We know a lot about the major indicators regarding the nature of inequality, but we don’t know a lot about what’s going on inside people’s heads, the CEO of the Human Sciences Research Council (HSRC), Crain Soudien, told SALDRU on the side-lines of the SALDRU/African Centre of Excellence for Inequality Research (ACEIR) and Deutsche Gesellschaft für Internationale Zusammenarbeit (GIZ) conference on inequalities in Southern Africa.
SALDRU caught up with Soudien to hear his views about the role of research in tackling inequality.
A lot of research focuses on measuring proxies, such as housing and education, but there’s a need to deepen our understanding of these proxies, he argued. In this regard, Soudien made a plea:
“We need to understand what the direct effects on people are and how, particularly, the trauma of poverty and inequality are activators or inhibitors for how people are dealing with situations which they are confronted with.
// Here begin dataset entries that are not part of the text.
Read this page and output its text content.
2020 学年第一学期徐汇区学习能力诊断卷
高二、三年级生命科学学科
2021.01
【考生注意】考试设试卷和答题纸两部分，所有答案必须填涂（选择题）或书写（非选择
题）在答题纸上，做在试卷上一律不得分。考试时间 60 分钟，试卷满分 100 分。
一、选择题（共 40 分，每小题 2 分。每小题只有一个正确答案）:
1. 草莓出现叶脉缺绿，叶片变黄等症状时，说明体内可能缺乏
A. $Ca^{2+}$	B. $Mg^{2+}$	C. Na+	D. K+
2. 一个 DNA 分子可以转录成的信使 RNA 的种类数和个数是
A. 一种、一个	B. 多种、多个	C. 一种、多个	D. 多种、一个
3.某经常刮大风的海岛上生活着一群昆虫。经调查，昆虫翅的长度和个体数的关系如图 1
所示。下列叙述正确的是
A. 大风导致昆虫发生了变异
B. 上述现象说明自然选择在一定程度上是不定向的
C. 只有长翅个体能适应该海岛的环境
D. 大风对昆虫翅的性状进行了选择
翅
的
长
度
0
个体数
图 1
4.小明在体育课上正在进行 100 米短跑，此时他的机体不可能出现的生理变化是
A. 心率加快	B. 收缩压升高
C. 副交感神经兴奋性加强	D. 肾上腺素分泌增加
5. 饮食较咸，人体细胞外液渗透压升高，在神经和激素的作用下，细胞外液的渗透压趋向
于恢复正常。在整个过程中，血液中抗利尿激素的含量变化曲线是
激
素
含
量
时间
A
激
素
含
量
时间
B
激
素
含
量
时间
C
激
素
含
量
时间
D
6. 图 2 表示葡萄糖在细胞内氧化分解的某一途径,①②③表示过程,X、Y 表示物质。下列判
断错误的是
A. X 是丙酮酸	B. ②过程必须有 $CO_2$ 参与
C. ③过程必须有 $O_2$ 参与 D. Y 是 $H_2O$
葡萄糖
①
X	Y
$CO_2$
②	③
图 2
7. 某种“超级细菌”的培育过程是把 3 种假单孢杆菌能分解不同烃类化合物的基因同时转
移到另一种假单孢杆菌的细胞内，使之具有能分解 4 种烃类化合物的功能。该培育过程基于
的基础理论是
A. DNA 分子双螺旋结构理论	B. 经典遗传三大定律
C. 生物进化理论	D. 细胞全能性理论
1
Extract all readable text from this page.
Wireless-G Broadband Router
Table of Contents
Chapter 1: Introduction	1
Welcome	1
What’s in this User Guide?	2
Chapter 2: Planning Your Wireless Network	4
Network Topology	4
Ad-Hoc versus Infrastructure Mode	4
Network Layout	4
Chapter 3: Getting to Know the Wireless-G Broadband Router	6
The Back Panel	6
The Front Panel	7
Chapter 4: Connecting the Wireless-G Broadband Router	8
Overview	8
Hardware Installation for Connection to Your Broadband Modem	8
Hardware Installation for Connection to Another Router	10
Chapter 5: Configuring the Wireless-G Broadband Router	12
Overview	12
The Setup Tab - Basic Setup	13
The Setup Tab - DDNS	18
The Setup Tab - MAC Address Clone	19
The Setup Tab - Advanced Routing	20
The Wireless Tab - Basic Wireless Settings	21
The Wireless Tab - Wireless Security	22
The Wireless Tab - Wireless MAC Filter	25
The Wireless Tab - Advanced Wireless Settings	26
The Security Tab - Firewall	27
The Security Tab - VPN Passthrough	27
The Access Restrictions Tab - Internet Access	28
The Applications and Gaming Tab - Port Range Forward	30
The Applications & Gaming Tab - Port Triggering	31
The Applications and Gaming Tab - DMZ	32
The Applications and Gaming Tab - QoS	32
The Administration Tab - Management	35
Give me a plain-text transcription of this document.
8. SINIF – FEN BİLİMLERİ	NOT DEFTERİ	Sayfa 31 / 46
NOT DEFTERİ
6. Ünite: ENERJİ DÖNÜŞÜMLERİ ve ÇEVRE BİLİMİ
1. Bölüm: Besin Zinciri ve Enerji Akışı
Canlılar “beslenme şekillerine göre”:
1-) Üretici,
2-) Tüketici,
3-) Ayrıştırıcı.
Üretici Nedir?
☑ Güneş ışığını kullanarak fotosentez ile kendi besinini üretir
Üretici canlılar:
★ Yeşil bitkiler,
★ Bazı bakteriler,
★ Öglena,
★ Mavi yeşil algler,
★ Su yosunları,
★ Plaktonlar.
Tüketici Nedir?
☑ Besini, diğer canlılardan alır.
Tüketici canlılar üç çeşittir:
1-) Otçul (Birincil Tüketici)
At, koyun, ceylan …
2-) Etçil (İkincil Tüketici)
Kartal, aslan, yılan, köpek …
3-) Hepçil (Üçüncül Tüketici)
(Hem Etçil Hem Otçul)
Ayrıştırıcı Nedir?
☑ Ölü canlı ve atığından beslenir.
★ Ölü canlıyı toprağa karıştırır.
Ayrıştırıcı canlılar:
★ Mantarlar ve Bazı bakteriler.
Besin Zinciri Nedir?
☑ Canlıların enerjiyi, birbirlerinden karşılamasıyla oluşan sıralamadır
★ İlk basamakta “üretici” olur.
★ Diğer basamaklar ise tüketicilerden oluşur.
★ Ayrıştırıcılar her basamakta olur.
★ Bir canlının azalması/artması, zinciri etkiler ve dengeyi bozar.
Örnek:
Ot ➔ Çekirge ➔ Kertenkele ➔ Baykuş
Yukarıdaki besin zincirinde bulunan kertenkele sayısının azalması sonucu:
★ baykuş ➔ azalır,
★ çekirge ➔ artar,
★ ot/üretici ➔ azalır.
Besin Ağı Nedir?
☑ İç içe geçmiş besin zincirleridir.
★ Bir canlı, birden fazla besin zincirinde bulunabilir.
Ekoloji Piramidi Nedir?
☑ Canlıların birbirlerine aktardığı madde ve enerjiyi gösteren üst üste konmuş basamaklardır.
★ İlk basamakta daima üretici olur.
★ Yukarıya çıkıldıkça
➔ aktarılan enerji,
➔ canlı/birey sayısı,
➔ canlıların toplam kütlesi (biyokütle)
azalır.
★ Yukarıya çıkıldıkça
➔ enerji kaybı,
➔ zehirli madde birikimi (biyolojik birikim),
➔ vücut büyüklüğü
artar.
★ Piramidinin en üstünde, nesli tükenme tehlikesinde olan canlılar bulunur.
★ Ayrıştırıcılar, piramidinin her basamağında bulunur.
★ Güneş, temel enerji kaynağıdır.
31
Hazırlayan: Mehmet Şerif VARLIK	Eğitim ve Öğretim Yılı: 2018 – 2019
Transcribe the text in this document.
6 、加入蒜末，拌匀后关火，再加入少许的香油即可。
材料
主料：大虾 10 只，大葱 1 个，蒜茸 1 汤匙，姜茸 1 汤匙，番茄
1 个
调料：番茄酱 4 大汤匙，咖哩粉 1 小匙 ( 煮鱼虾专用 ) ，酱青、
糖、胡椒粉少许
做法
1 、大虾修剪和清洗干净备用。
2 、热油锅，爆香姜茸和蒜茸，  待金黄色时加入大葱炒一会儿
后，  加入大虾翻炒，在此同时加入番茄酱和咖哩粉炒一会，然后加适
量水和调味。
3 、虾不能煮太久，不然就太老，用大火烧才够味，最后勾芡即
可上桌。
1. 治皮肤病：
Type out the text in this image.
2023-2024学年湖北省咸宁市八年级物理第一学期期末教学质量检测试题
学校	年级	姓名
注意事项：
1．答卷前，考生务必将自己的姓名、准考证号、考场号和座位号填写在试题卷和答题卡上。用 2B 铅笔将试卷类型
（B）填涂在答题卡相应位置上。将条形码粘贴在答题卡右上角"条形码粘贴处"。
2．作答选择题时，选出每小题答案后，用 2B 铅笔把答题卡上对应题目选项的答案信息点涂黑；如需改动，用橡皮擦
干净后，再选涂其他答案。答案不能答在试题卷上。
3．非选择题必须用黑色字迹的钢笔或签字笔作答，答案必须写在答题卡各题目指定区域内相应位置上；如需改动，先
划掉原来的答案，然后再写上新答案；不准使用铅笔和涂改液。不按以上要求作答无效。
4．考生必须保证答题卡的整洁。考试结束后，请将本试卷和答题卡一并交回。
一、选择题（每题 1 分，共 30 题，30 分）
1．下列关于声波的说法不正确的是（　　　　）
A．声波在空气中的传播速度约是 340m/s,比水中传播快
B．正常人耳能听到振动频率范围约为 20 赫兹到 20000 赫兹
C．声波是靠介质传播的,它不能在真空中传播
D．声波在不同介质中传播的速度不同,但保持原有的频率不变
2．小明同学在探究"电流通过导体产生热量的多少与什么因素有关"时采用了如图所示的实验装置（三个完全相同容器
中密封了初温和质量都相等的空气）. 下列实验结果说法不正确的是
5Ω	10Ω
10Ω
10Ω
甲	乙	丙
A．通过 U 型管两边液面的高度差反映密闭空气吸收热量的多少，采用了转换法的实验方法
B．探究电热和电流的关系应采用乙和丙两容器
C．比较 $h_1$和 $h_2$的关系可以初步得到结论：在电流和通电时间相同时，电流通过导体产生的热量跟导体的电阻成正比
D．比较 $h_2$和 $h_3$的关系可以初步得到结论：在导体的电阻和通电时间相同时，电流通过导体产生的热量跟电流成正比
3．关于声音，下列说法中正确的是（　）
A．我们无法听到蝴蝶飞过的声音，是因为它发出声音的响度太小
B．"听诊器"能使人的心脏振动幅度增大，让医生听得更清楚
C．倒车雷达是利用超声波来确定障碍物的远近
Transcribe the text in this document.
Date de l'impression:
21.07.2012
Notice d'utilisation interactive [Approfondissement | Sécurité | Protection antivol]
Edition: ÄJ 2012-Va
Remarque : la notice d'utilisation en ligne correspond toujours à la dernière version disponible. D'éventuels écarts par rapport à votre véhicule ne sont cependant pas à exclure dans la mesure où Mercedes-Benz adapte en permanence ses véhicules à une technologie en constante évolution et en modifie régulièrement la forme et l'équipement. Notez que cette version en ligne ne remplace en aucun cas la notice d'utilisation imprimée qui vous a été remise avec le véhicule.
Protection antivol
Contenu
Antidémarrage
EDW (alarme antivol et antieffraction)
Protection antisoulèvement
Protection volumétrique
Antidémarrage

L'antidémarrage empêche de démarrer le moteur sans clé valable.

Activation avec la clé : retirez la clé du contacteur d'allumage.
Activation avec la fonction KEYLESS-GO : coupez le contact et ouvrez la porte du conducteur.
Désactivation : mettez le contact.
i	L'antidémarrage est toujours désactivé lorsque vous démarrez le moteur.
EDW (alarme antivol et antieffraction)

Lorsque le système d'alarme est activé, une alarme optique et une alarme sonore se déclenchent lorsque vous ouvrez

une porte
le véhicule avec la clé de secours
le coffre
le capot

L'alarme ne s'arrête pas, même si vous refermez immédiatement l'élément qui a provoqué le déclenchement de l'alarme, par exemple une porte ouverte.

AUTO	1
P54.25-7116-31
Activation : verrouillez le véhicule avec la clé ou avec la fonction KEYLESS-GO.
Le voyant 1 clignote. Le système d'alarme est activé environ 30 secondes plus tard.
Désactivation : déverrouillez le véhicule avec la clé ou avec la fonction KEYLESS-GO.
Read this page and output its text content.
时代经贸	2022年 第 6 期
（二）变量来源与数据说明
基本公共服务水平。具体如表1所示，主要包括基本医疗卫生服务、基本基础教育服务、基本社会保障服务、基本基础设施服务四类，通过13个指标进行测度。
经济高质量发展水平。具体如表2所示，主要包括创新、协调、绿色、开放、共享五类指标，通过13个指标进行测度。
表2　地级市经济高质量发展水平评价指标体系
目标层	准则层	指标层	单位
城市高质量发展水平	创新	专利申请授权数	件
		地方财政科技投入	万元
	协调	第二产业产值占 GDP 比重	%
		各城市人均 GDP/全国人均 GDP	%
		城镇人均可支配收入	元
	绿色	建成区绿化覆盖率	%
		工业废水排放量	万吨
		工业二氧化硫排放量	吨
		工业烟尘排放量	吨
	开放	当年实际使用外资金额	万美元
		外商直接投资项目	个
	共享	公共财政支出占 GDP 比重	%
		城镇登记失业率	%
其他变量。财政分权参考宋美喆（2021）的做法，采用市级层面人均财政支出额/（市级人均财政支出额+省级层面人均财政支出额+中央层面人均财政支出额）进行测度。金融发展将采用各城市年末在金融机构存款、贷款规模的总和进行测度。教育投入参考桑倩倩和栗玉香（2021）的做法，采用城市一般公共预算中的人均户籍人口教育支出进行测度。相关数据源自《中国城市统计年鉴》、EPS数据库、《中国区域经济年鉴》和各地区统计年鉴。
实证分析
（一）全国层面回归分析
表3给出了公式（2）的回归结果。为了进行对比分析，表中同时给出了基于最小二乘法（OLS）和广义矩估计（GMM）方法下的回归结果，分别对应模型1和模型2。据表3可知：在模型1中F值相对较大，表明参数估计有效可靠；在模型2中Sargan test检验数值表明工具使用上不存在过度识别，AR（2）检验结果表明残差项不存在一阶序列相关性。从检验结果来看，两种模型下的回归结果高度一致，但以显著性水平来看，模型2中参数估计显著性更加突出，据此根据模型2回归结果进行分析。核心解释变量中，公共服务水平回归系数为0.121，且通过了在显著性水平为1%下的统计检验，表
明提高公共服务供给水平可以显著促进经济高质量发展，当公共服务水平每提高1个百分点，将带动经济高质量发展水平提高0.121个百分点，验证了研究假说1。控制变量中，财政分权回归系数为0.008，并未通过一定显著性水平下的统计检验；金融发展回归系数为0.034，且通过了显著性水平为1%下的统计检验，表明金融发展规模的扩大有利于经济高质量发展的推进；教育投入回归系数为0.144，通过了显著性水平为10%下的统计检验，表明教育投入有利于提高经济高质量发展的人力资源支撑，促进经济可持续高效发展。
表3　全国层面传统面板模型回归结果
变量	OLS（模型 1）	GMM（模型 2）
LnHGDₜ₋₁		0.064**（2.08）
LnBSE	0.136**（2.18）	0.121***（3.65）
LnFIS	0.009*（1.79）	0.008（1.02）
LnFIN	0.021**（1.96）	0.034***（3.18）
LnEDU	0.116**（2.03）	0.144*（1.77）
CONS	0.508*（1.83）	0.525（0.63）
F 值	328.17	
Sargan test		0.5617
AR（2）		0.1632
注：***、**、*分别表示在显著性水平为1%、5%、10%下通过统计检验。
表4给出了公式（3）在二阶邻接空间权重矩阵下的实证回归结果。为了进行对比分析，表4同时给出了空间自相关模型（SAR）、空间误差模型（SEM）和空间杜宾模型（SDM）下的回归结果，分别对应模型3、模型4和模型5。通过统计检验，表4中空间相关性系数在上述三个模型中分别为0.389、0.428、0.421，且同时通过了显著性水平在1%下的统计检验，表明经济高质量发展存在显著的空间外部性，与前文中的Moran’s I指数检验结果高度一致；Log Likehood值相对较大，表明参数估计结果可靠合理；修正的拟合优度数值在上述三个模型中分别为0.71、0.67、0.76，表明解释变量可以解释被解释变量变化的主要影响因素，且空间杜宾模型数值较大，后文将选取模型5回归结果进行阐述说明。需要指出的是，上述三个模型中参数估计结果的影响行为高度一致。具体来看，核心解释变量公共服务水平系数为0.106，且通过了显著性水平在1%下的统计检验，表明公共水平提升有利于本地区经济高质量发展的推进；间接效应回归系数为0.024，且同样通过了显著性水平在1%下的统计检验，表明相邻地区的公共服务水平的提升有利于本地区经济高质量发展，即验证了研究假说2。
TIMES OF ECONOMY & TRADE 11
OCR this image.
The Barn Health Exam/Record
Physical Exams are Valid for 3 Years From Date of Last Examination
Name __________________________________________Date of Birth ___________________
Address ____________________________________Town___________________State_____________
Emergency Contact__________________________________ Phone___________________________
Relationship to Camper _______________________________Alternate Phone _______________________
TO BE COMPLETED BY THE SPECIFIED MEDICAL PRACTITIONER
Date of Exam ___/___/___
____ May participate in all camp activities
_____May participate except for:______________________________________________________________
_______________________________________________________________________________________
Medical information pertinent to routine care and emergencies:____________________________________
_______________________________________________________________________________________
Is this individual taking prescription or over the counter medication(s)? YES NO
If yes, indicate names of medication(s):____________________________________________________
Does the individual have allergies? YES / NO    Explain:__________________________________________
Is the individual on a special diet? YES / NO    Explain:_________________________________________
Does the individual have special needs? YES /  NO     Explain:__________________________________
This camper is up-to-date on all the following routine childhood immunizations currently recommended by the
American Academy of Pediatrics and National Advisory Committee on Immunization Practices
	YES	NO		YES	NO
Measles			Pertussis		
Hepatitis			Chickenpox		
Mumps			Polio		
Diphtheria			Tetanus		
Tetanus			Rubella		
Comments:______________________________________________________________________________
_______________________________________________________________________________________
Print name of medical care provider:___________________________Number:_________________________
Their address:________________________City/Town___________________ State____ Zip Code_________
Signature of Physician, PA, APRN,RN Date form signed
For example, the damage of apartheid has been very severe and the way in which people use drugs and alcohol to deal with the situation they find themselves in, is something that needs to be understood empirically,” he argued.
“South Africa has a very particular kind of chemistry and combination of things to it. We need to be doing a whole lot more research. So, we know a lot, but there’s a whole lot that we don’t know,” Soudien said.
Responding to a question about collaboration between academia and civil society, Soudien said that UCT is responsible for introducing the idea of “engaged scholarship” into the academic community.
Engaged scholarship is a very particular idea about how you take your knowledge and bring it to bear on solving problems, not in a patronizing way, but by making that knowledge itself an area of democratization and engagement.
Soudien said that engaged scholarship is most applicable for dealing with racial, economic and geographic challenges as a way forward, given the way that things stand at the moment in the South African context. Engaged scholarship is about getting into an ethical space, which our research now needs to come to understand, he concluded.